In the current study, published in the February 22, 2011, online edition of the journal Nature Communications, investigators at the University of Illinois (Urbana-Champaign, USA) showed that water-soluble, ultra-stable alpha-helical polypeptides could be produced by elongating charge-containing amino-acid side chains to position the charges far removed from the polypeptide backbone. As the length of the side chains with charges on the end increased, the tendency of the polypeptides to form helices also increased. The helices prepared by this method displayed remarkable stability even when compared to noncharged helices and were resistant to temperature, pH, and other denaturing agents that would denature most polypeptides.

"You can achieve the helical structure and the solubility but you have to design the helical structure in a very special way.
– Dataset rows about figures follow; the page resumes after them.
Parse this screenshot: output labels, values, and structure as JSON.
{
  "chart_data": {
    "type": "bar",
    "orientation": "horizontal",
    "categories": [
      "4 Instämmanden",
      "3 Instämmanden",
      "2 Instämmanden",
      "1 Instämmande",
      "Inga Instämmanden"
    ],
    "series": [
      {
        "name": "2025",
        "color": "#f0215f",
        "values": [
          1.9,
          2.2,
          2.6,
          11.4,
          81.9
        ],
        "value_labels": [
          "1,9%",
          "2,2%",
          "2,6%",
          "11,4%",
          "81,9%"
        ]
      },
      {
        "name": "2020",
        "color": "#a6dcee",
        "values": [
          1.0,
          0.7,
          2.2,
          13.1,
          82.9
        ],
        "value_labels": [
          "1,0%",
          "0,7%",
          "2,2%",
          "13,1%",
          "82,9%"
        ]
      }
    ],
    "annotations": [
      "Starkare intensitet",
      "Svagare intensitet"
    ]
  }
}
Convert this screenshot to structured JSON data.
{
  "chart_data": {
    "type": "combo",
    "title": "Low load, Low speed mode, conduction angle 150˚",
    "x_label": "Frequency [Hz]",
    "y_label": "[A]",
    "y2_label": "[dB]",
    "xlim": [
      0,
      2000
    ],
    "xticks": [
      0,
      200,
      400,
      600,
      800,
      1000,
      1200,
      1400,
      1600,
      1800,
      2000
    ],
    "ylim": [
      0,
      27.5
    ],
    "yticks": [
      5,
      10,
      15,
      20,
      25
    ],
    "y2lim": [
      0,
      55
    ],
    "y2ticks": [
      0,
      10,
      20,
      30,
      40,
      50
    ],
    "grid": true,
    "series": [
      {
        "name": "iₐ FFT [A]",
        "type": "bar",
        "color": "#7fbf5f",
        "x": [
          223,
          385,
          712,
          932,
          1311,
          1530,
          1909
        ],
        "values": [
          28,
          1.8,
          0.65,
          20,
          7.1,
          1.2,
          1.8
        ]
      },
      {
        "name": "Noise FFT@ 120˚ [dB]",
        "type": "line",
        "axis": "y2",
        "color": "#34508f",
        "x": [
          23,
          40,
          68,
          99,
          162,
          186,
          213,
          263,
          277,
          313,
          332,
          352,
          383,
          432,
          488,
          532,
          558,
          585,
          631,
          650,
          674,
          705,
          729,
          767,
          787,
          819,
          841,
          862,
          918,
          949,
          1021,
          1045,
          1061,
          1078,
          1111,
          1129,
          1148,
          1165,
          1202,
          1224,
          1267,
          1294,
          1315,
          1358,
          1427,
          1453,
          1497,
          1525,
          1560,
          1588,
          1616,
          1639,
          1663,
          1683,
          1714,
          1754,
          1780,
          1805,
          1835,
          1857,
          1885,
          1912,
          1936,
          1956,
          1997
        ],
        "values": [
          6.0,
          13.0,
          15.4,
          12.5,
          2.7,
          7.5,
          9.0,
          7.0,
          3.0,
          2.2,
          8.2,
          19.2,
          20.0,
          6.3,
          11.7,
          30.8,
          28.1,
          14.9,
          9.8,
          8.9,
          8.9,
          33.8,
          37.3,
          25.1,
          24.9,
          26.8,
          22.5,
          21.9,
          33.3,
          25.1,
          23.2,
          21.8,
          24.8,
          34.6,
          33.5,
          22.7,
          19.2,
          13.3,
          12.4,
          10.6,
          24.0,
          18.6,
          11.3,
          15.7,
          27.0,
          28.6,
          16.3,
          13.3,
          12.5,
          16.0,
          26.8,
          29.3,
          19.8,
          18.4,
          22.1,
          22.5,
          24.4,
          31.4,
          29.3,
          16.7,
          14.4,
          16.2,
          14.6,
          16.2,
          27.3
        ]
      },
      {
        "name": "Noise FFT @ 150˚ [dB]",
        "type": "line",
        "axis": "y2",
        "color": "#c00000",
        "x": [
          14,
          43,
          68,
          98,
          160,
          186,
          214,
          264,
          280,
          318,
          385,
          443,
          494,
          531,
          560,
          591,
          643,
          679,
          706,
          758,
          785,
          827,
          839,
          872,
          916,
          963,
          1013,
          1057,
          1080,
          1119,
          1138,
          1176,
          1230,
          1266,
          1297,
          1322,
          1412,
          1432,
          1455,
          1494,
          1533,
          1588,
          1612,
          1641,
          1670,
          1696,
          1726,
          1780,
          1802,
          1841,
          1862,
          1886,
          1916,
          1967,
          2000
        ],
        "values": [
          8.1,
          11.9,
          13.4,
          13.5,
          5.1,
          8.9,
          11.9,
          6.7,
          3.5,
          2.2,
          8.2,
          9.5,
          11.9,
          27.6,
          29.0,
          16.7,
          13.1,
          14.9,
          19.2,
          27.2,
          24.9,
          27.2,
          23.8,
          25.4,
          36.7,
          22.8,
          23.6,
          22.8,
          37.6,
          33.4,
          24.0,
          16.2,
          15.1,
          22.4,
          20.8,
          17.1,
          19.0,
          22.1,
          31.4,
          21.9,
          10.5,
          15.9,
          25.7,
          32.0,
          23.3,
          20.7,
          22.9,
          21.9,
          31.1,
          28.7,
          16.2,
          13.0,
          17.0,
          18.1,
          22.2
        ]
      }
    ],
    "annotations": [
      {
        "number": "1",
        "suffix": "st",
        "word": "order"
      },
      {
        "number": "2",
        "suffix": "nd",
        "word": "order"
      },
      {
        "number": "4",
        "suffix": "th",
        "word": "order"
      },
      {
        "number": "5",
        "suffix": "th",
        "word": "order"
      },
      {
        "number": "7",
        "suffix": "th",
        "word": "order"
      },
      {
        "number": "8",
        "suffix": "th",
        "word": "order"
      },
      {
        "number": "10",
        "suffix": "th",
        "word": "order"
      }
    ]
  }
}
The peptide design needs a very specific sequence. Then you are very limited in the type of polypeptide you can build, and it is not easy to design or handle these polypeptides,” said senior author Dr. Jianjun Cheng, professor of materials science and engineering at the University of Illinois. "It is such a simple idea – move the charge away from the backbone. It is not difficult at all to make the longer side chains, and it has amazing properties for winding up helical structures simply by pushing the distance between the charge and the backbone.”

"We want to test the correlation of the lengths of the helices and the circulation in the body to see what is the impact of the shape and the charge and the side chains for clearance in the body,” said Dr. Cheng. "Recent studies show that the aspect ratio of the nanostructures – spherical structures versus tubes – has a huge impact on their penetration of tumor tissues and circulation half-lives in the body.”